The Covariant Approach to LRS Perfect Fluid Spacetime Geometries

TL;DR

This paper reformulates the dynamics of LRS perfect fluid spacetimes using a covariant 1+3 threading approach, simplifying the equations to scalar relations and exploring models with higher symmetries.

Contribution

It introduces a covariant 1+3 threading formalism for LRS perfect fluid spacetimes, offering an alternative to the orthonormal frame method and analyzing symmetric subcases.

Findings

Reduced dynamical equations to scalar differential relations.

Clarified consistency conditions for LRS models.

Explored higher symmetry models within LRS class.

Abstract

The dynamics of perfect fluid spacetime geometries which exhibit {\em Local Rotational Symmetry} (LRS) are reformulated in the language of a $1+\,3$ "threading" decomposition of the spacetime manifold, where covariant fluid and curvature variables are used.

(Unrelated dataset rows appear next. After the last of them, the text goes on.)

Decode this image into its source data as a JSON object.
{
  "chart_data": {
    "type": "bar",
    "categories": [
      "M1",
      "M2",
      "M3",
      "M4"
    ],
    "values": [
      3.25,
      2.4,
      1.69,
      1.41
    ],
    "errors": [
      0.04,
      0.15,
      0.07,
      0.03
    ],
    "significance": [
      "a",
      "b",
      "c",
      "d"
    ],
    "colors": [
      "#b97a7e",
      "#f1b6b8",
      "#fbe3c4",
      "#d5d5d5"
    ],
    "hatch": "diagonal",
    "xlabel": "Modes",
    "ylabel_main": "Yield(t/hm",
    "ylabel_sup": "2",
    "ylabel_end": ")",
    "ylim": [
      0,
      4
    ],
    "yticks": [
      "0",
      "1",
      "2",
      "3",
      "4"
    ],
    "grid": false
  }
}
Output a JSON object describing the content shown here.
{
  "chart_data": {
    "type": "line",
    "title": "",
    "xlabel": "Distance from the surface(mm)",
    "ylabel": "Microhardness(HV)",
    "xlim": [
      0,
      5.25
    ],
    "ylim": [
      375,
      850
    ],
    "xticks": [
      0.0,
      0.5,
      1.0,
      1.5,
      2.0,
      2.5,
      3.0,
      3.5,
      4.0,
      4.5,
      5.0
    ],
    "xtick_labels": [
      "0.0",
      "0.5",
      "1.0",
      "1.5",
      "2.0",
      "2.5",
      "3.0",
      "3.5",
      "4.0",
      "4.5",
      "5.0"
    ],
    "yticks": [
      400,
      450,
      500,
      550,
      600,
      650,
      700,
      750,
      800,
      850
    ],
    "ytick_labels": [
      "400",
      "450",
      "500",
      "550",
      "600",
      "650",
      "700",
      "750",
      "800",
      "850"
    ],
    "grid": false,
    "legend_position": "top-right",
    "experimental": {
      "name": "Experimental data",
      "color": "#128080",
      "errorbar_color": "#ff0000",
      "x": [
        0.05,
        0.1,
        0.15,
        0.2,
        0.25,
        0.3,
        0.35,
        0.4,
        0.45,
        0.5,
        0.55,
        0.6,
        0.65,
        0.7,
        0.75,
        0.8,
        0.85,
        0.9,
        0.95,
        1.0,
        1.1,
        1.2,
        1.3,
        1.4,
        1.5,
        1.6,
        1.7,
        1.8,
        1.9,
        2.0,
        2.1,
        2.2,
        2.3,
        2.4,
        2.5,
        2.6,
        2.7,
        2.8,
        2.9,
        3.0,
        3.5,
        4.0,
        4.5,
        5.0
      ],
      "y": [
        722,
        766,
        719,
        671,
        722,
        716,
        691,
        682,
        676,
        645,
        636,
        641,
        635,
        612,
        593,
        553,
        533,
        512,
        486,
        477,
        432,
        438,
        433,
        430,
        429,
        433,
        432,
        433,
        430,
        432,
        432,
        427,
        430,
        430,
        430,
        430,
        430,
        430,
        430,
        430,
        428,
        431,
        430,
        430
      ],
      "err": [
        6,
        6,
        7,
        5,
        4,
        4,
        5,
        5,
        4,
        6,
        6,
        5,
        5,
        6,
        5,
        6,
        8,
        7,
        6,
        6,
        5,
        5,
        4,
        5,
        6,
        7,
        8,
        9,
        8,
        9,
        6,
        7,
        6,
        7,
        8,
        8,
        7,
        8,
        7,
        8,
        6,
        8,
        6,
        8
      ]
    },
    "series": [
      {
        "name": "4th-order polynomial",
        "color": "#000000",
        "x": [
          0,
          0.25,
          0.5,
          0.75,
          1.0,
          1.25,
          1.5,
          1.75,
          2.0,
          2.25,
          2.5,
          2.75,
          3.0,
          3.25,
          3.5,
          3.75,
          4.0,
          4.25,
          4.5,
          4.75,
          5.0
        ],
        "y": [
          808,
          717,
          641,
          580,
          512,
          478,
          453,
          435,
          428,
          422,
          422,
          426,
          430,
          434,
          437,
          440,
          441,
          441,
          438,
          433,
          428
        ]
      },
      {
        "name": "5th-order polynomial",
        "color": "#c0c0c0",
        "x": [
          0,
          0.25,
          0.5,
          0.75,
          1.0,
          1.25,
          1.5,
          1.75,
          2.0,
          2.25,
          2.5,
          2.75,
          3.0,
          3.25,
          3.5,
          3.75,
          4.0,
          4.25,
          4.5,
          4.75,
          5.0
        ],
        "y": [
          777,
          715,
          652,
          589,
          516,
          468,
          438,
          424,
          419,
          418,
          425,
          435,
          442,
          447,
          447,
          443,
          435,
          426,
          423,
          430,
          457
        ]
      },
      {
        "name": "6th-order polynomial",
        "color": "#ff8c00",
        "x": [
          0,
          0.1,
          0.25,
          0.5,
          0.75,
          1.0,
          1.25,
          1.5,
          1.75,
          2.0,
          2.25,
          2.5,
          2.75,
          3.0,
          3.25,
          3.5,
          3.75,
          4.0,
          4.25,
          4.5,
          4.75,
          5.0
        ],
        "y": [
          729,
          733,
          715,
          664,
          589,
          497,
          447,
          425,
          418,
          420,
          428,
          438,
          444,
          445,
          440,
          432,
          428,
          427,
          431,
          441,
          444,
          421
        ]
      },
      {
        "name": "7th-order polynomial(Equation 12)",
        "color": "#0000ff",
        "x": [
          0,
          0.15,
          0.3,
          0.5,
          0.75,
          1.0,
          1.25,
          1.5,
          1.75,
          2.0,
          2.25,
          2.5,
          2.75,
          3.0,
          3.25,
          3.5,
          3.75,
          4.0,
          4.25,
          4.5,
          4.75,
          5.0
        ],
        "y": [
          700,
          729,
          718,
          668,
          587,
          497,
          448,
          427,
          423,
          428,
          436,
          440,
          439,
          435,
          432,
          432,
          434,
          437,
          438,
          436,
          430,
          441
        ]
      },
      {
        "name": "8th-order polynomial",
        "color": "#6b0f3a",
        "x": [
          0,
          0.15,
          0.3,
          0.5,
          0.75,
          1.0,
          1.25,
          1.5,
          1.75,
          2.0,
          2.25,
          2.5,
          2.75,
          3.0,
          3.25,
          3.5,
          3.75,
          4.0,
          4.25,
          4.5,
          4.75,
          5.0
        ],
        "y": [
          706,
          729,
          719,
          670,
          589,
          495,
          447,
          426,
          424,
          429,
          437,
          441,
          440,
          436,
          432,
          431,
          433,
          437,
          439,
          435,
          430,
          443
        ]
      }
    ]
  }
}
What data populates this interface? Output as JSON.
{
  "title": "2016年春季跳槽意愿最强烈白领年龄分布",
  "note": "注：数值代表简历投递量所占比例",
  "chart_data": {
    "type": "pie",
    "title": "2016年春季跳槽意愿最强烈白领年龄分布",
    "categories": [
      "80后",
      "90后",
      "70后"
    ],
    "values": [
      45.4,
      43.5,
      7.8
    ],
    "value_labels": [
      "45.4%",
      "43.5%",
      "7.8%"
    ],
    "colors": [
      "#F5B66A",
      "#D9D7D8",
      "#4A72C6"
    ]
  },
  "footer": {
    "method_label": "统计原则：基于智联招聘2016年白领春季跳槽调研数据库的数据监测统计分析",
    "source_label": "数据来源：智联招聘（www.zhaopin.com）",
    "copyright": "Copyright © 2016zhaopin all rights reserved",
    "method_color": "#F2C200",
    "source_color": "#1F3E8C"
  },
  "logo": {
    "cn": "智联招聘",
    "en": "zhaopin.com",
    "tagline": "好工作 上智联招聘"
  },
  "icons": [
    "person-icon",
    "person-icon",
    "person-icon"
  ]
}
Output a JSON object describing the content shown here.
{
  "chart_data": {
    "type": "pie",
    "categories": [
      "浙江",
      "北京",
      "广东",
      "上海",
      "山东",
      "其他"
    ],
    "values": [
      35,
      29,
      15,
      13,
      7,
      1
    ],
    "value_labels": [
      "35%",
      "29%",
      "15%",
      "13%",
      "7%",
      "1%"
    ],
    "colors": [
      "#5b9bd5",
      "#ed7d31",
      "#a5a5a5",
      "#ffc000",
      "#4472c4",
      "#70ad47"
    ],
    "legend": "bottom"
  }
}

This approach presents a neat alternative to the orthonormal frame formalism. The dynamical equations reduce to a set of differential relations between purely scalar quantities. The consistency conditions are worked out in a transparent way. We discuss their various subcases in detail and focus in particular on models with higher symmetries within the class of expanding spatially inhomogeneous LRS models, via a consideration of functional dependencies between the dynamical variables.